Natalie Cole singles chronology
| "Party Lights" (1977) | "Our Love" (1977) | "Annie Mae" (1978) |

= Our Love (Natalie Cole song) =

"Our Love" is a song by American singer Natalie Cole. Released as a single from her 1977 album Thankful, it spent 2 weeks at number one on the Hot Soul Singles chart in January 1978. It also was a hit on the pop charts, reaching number ten, and has become one of her most familiar songs.
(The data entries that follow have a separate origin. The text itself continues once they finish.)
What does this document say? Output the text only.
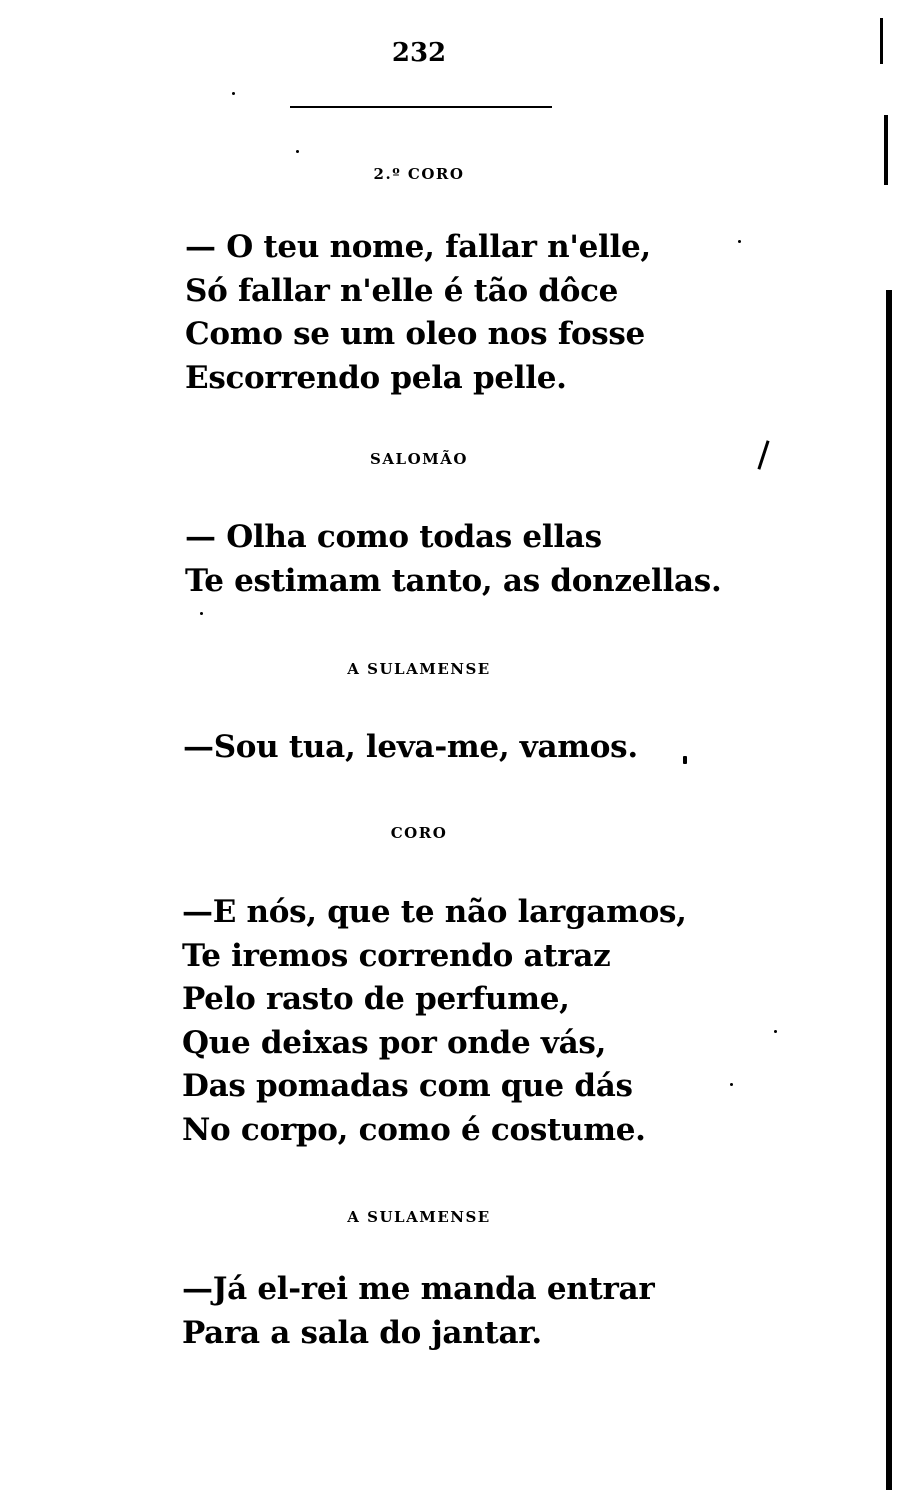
232
2.º CORO
— O teu nome, fallar n'elle,
Só fallar n'elle é tão dôce
Como se um oleo nos fosse
Escorrendo pela pelle.
SALOMÃO
— Olha como todas ellas
Te estimam tanto, as donzellas.
A SULAMENSE
—Sou tua, leva-me, vamos.
CORO
—E nós, que te não largamos,
Te iremos correndo atraz
Pelo rasto de perfume,
Que deixas por onde vás,
Das pomadas com que dás
No corpo, como é costume.
A SULAMENSE
—Já el-rei me manda entrar
Para a sala do jantar.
It was certified gold in 1978, selling over one million copies.

==Charts==
===Weekly charts===

| Chart (1977–1978) | Peak position |
|---|---|
| Canada RPM Top Singles | 11 |
| Canada RPM Adult Contemporary | 14 |
| U.S. Billboard Hot 100 | 10 |
| U.S. Billboard Easy Listening | 33 |
| U.S. Billboard Hot Soul Singles | 1 |
| U.S. Cash Box Top 100 | 16 |

===Year-end charts===

| Chart (1978) | Rank |
|---|---|
| Canada RPM Top Singles | 117 |
| U.S. Billboard Hot 100 | 43 |

==Certifications==

| Region | Certification | Certified units/sales |
| United States (RIAA) | Gold | 1,000,000^{^} |
^{^} Shipments figures based on certification alone.

==Cover versions==
- R&B singer Mary J. Blige covered it on her 1997 album, Share My World.